Nós, naquela época, nos anos 80, estávamos seguros de que íamos fazer a revolução. Não tínhamos nem dúvida da luta de classes, de que íamos ser líderes, estávamos seguros. Pensávamos que se nós, com 14 ou 15 anos, tendo os pais que tínhamos, tinhamos chegado a esse nível de consciência política, os nossos filhos iam ser incríveis. Fizemos um cálculo matemático errado mas naquele momento era assim. Então, as canções que fazíamos eram um método de expressão, um caminho de expressão, de liberdade, e o mesmo a nível musical, no sentido próprio da música, da textura musical. Fazíamos sempre coisas agressivas, para que as pessoas pensassem. Com os Negu Gorriak cada canção era diferente da anterior. Havia canções muito particulares. Era como a nossa bíblia. Aqui está o nosso mundo e se querem entendê-lo muito bem e se não quiserem também.

Qual foi o concerto que mais te impactou, de que mais te lembras?

Essa é uma pergunta difícil. Lembro-me de Cuba, do concerto que fizemos em Guanabacoa connosco a suar por todos os poros. Mas ali aquilo era como se fosse música para brancos. Não havia uma cultura de como dançar, o que fazer. Também me lembro dos concertos com grandes enchentes como o de Galindo em que os meus dois filhos mais velhos já tinham noção de que o pai era guitarrista de Negu Gorriak. E foi a celebração da vitória contra Galindo [Tenente-Coronel da Guardia Civil que pôs o grupo em tribunal] e foi o concerto em que a Banda Bassotti se voltou a juntar. A nível de evento social talvez tenha sido o mais importante. Mas houve também o concerto com Todos Tus Muertos, da Argentina, em Bilbau, que foi uma brutalidade porque estávamos na nossa máxima forma.

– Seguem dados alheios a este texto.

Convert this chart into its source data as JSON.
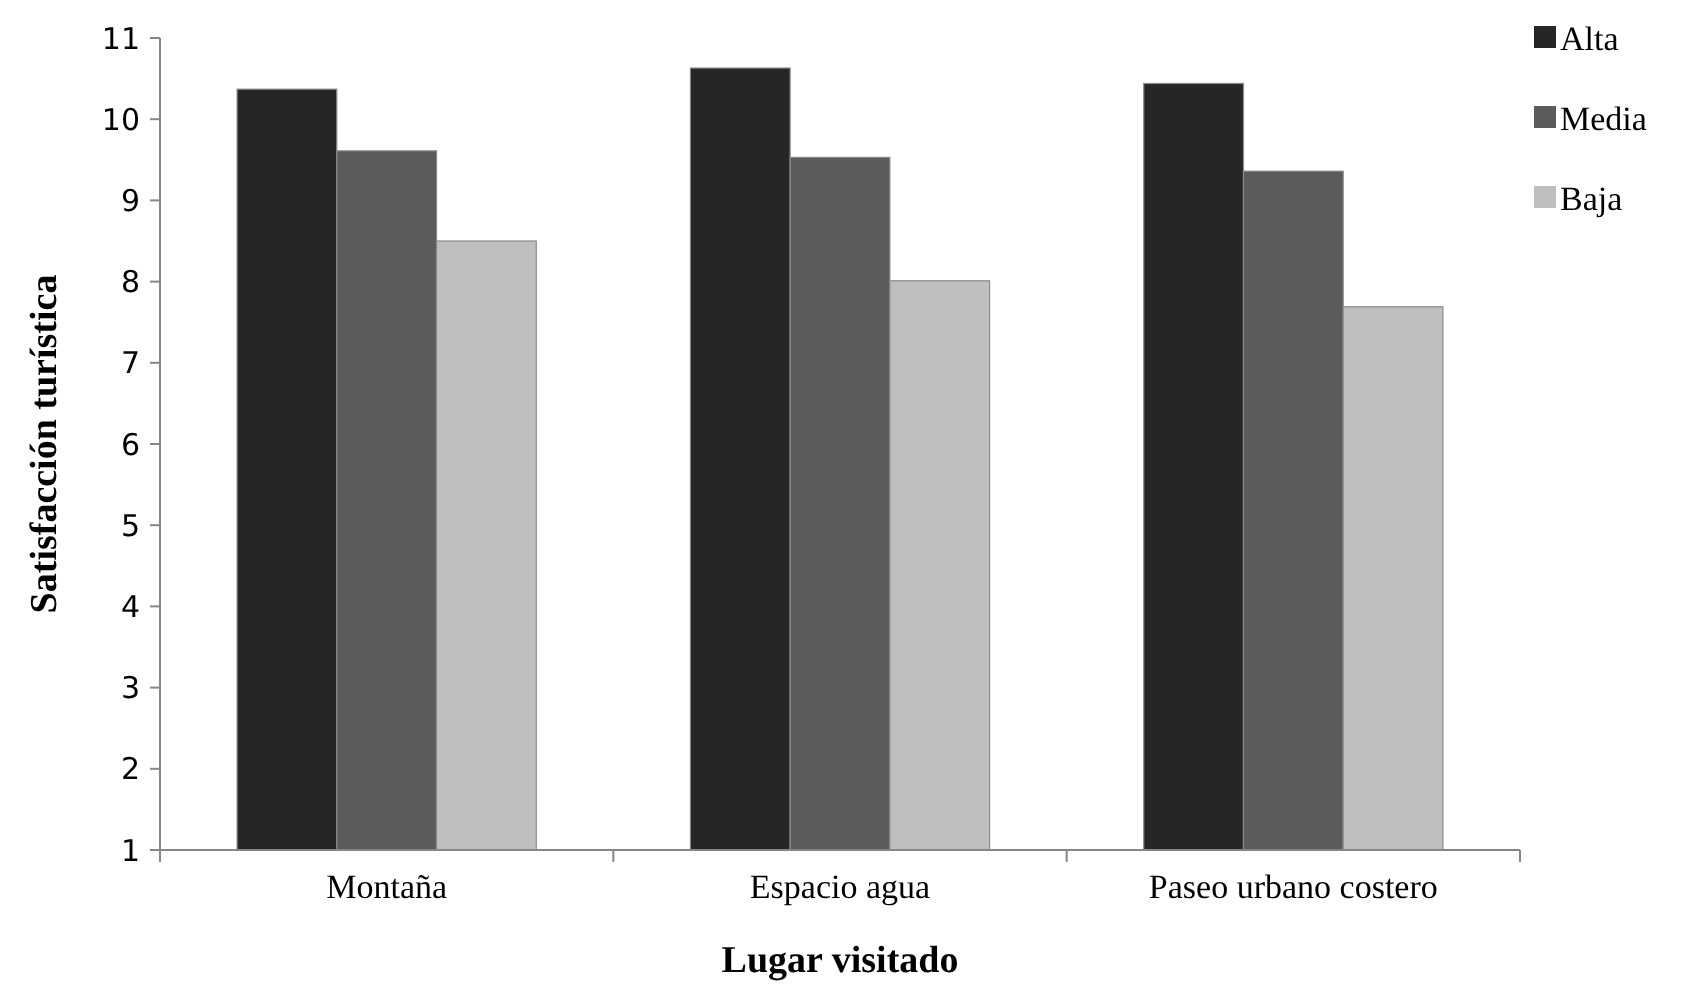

Produziste álbuns de bandas de esquerda e antifascistas não só no País Basco mas também na Galiza, Astúrias, Catalunha e Madrid. Há algum elemento que sintas que é comum a todas elas?

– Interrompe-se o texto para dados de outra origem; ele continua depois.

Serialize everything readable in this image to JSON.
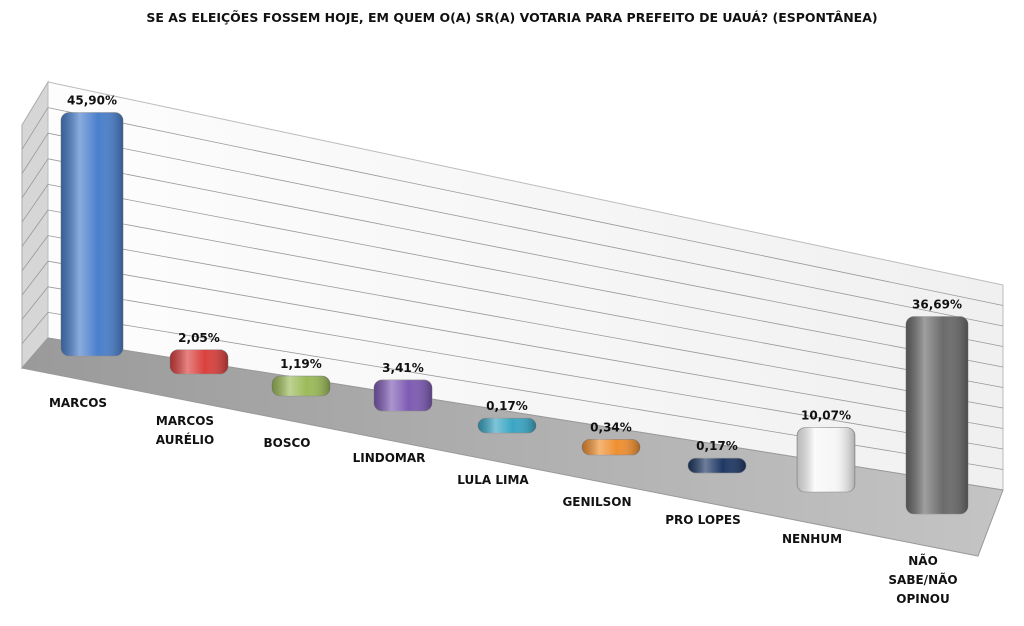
{
  "chart_data": {
    "type": "bar3d",
    "title": "SE AS ELEIÇÕES FOSSEM HOJE, EM QUEM O(A) SR(A) VOTARIA PARA PREFEITO DE UAUÁ? (ESPONTÂNEA)",
    "categories": [
      "MARCOS",
      "MARCOS\nAURÉLIO",
      "BOSCO",
      "LINDOMAR",
      "LULA LIMA",
      "GENILSON",
      "PRO LOPES",
      "NENHUM",
      "NÃO\nSABE/NÃO\nOPINOU"
    ],
    "values": [
      45.9,
      2.05,
      1.19,
      3.41,
      0.17,
      0.34,
      0.17,
      10.07,
      36.69
    ],
    "value_labels": [
      "45,90%",
      "2,05%",
      "1,19%",
      "3,41%",
      "0,17%",
      "0,34%",
      "0,17%",
      "10,07%",
      "36,69%"
    ],
    "colors": [
      "#4a7fcc",
      "#d9413e",
      "#9bbb59",
      "#7e5bb5",
      "#3aa6c4",
      "#ef8f30",
      "#1f3864",
      "#f7f7f7",
      "#6b6b6b"
    ]
  }
}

Sim, sempre foi um pouco no contexto da música independente e de músicas de géneros alternativos onde me movimentava mais. Cheguei a fazer coisas de mainstream. Ontem, o meu filho voltou a contar a piada de quando produzi os dois primeiros discos da banda de Xabi Solano, Etzakit. Um dia, ligaram-me da Warner Music, uma Jennifer, que me queria contratar para gravar o disco de um grupo de Irun chamado La Oreja de Van Gogh. «La Oreja de Van Gogh? Que raio de nome’, respondi. Perguntei pelas datas e respondi que estava ocupado com o disco dos Etzakit. Os La Oreja de Van Gogh acabaram a vender um milhão de cópias.

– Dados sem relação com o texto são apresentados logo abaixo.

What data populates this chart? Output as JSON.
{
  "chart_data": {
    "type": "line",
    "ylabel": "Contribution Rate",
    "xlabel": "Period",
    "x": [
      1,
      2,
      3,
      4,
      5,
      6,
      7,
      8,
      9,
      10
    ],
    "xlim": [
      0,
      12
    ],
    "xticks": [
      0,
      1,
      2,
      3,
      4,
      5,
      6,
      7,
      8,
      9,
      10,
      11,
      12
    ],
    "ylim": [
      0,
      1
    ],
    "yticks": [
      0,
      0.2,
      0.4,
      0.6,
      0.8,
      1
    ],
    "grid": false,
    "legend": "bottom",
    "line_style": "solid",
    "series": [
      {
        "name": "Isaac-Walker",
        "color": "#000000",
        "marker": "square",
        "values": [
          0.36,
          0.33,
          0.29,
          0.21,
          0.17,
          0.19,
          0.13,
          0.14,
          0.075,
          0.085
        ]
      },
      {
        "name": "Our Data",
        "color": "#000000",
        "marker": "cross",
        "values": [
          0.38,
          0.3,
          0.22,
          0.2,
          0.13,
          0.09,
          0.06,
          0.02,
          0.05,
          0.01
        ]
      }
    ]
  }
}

Nos anos 80, houve um boom contra as multinacionais e surgiram muitas bandas e discográficas alternativas. E não era só punk, havia de tudo. Nos anos 90, apareceram os Diplomáticos de Monte Alto e os Xenreira, na Galiza, Inadaptats, na Catalunha, e todos vinham gravar comigo. Ou tinha eu de ir lá. Também trabalhei com os Dixebra, das Astúrias. Gravei com os Spirit, o primeiro grupo do Juanra, que depois fundou os KOP, com quem trabalhei. Eram todos do rock independente, anti-sistema. Foi um movimento que agora desapareceu. A geração dos meus filhos é a, na história, que vai viver pior que a geração anterior. Então, o que falha? Por esta lógica, devia haver mais protestos, mas não há. Dantes, o nosso lema era independência e socialismo e agora quantas vezes se fala nisso? Porquê? Precisamos de voltar a ter esses objectivos presentes nas nossas lutas e os partidos de esquerda têm de consciencializar a juventude.